La ragazza fu fatta stendere.
“Gli uomini si voltino!” gridò deciso il medico. Sapeva il fatto suo, pensarono.
“Mio Dio... ” enunciò.
“Mio Dio? Perché mio dio?” chiese ansioso Heath.
“Non si preoccupi suo figlio è in buone mani”.
“Perché dice questo?”
“Non è suo figlio” corresse Stacy. L’interesse dei presenti stava diventando palpabile.
“Si sente la testa. Sta uscendo”.
“Ma non è possibile! Cazzo, cazzo, cazzo!” sbraitò Stacy.
“Non si preoccupi, non è il primo bimbo che faccio nascere. Ok, è il primo che tiro fuori dentro una metropolitana ma non è così grave. Deve solo respirare a fondo e quando sente di dover spingere, spinga”.
“Ma non sarà pericoloso?” chiese Heath
“Tranquillo” ammiccò. Era gay, era bello, era un dottore. Heath era già innamorato perso.
E lo fu ancora di più quando lo vide sporco di sangue dalla testa ai piedi, tenere tra le mani un frugoletto poco più grande di un bambolotto.
“Complimenti signora, proprio una bella bambina” tutta la metro si congratulò tanto con Stacy, tanto con l’intrepido dottore. Nell’ora successiva furono condotti fuori.

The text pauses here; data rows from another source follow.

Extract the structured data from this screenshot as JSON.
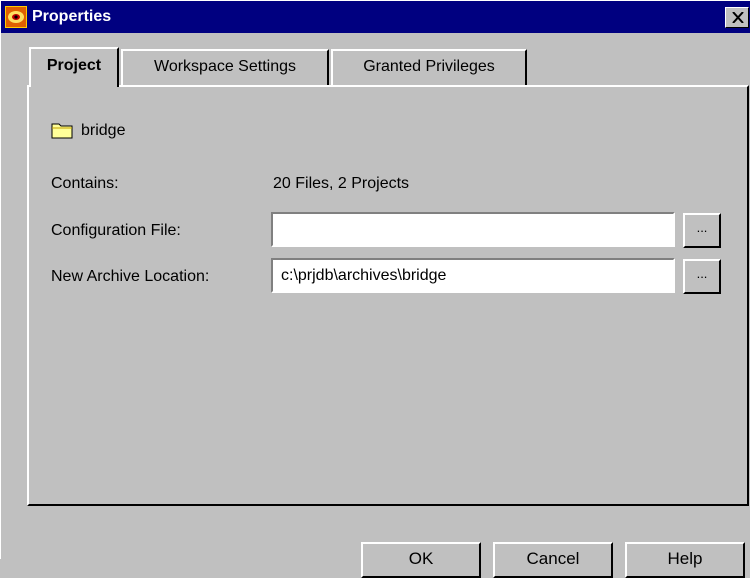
{
  "window": {
    "title": "Properties",
    "close_glyph": "✕"
  },
  "tabs": [
    {
      "label": "Project",
      "active": true
    },
    {
      "label": "Workspace Settings",
      "active": false
    },
    {
      "label": "Granted Privileges",
      "active": false
    }
  ],
  "project": {
    "folder_icon": "folder-icon",
    "name": "bridge",
    "contains_label": "Contains:",
    "contains_value": "20 Files, 2 Projects",
    "config_label": "Configuration File:",
    "config_value": "",
    "archive_label": "New Archive Location:",
    "archive_value": "c:\\prjdb\\archives\\bridge",
    "browse_label": "..."
  },
  "buttons": {
    "ok": "OK",
    "cancel": "Cancel",
    "help": "Help"
  },
  "colors": {
    "titlebar": "#000080",
    "face": "#c0c0c0",
    "folder": "#ffff99"
  }
}
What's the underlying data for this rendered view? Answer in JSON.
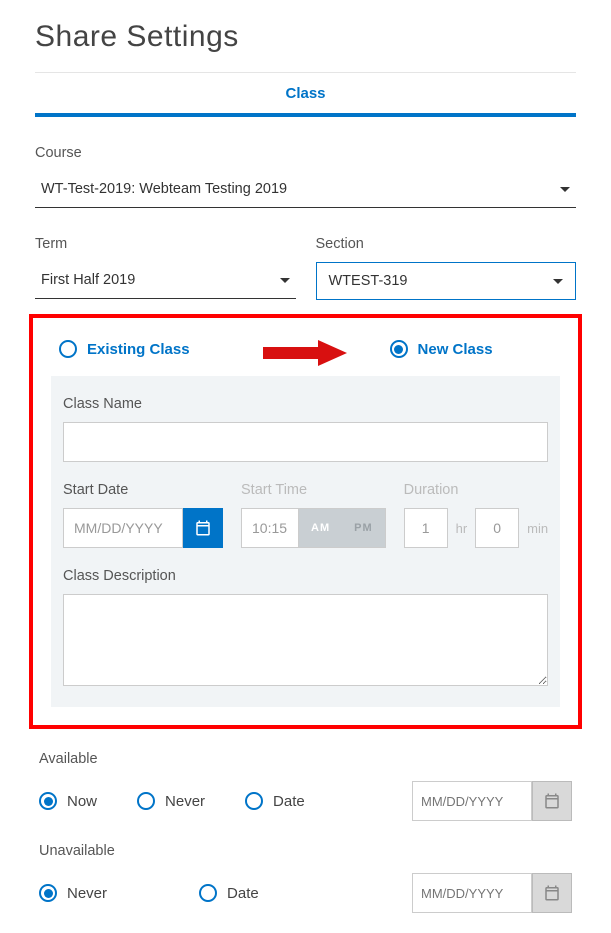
{
  "page_title": "Share Settings",
  "tab": {
    "label": "Class"
  },
  "course": {
    "label": "Course",
    "value": "WT-Test-2019: Webteam Testing 2019"
  },
  "term": {
    "label": "Term",
    "value": "First Half 2019"
  },
  "section": {
    "label": "Section",
    "value": "WTEST-319"
  },
  "class_type": {
    "existing_label": "Existing Class",
    "new_label": "New Class",
    "selected": "new"
  },
  "class_name": {
    "label": "Class Name",
    "value": ""
  },
  "start_date": {
    "label": "Start Date",
    "placeholder": "MM/DD/YYYY",
    "value": ""
  },
  "start_time": {
    "label": "Start Time",
    "placeholder": "10:15",
    "am": "AM",
    "pm": "PM"
  },
  "duration": {
    "label": "Duration",
    "hr_placeholder": "1",
    "hr_unit": "hr",
    "min_placeholder": "0",
    "min_unit": "min"
  },
  "class_description": {
    "label": "Class Description",
    "value": ""
  },
  "available": {
    "label": "Available",
    "options": {
      "now": "Now",
      "never": "Never",
      "date": "Date"
    },
    "selected": "now",
    "date_placeholder": "MM/DD/YYYY"
  },
  "unavailable": {
    "label": "Unavailable",
    "options": {
      "never": "Never",
      "date": "Date"
    },
    "selected": "never",
    "date_placeholder": "MM/DD/YYYY"
  }
}
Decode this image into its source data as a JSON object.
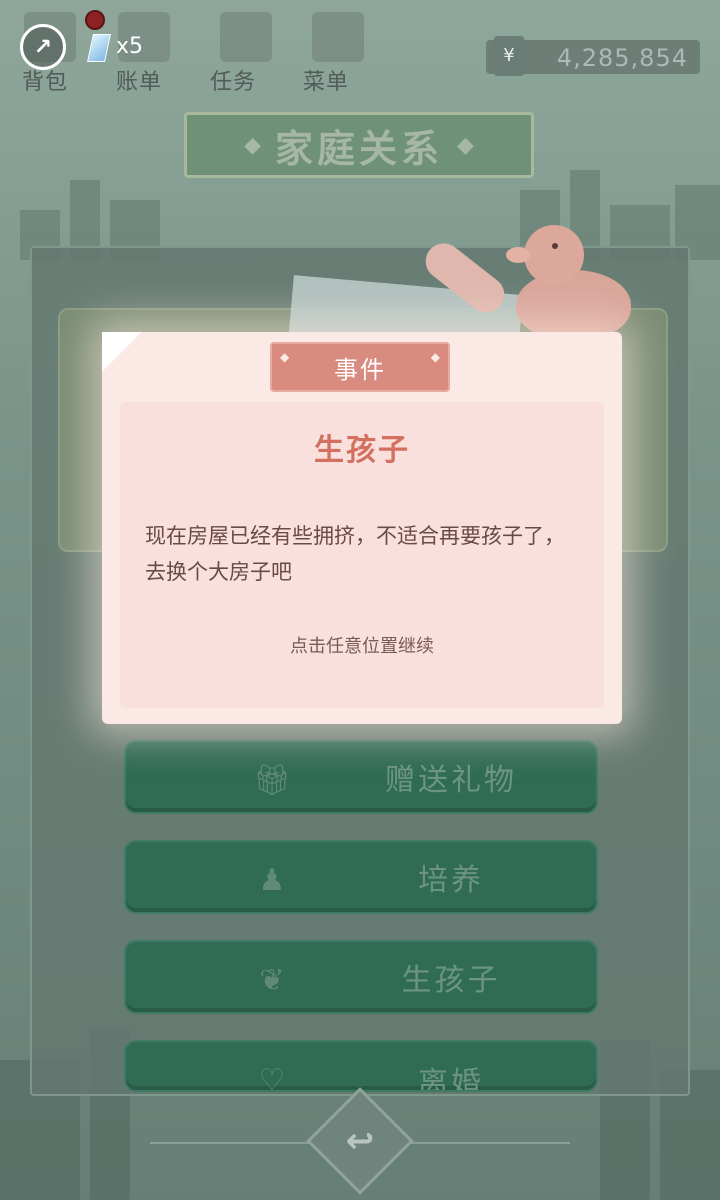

La nascita di Vanilla fu un vero evento. Ogni emittente televisiva, radiofonica, giornale e qualsiasi altro mezzo di comunicazione ne parlò. Finì persino nella home di Yahoo!
“Donna di ventisette anni partorisce dentro alla metropolitana in avaria” annunciò a gran voce Liam Spencer. “E sapete chi ha permesso questo miracolo? Niente di meno che il mio meraviglioso boyfriend” Jake Keane si ritrovò la bocca tappata da un bacio. Un lungo bacio che significava congratulazioni.
Il direttore della Emilton Life era su di giri. E non era da lui trattandosi di un tipo taciturno, pure un po’ orso. E non gli piaceva mostrare simili manifestazioni d’affetto davanti a chicchessia. Ma gli era piaciuta l’idea di festeggiare il suo ginecologo eroe. Aveva organizzato un piccolo party nel suo attico a Park Avenue.
Non amava pavoneggiarsi quando portava a termine un grosso affare come ad esempio tre mesi prima quando era riuscito nell’impresa di acquistare a prezzo stracciato un’altra industria farmaceutica caduta in disgrazia. Era un asso negli affari Mr. Spancer. Ed era per merito dalla sua passione che gli riusciva facile qualsiasi impresa. Ma quel giorno era Jake al centro dell’attenzione, per un motivo di gran lunga più nobile. Aveva salvato due vite.
Prima della nascita di Vanilla avvenuta in 5 Marzo del 2008 in metropolitana, Jake e Liam stavano insieme da dodici anni, 4 mesi e ventuno giorni. Era, come si usa dire, una coppia consolidata. Tra loro c’era una certa differenza di età quantificabile in diciotto anni anche se, ufficialmente, erano solo tredici. Questo perché quando si erano fidanzati Liam era il suo professore di chimica e Jake uno studentello quindicenne. Jake era talmente abituato a dire che aveva trentadue anni da aver dimenticato la sua vera età. Avrebbe finito per invecchiare prima, temeva, ma il risultato era che tutti gli dicevano che se li portava alla grande.
Dopo essersi congratulati con lui gli impiegati della Hemilton e amici vari tornarono ai loro drink e alle loro chiacchiere.
“Sei contento?”.
“Sono un po’ stufo”.
“Dovresti goderti tutta questa notorietà, hai lo studio sempre pieno zeppo ultimamente, no?”.
“Già, fantastico, ormai non ho più nemmeno il tempo di dormire”.
“Sei un eroe, quelle donne si fidano di te”.
“Chiunque lo avrebbe fatto al mio posto”.
“Scherzi? Non fare il modesto” E diede una forte pacca sulla spalla al suo fidanzato. Dopo di ché tornò a parlare con Patricia Weber, il suo vicedirettore.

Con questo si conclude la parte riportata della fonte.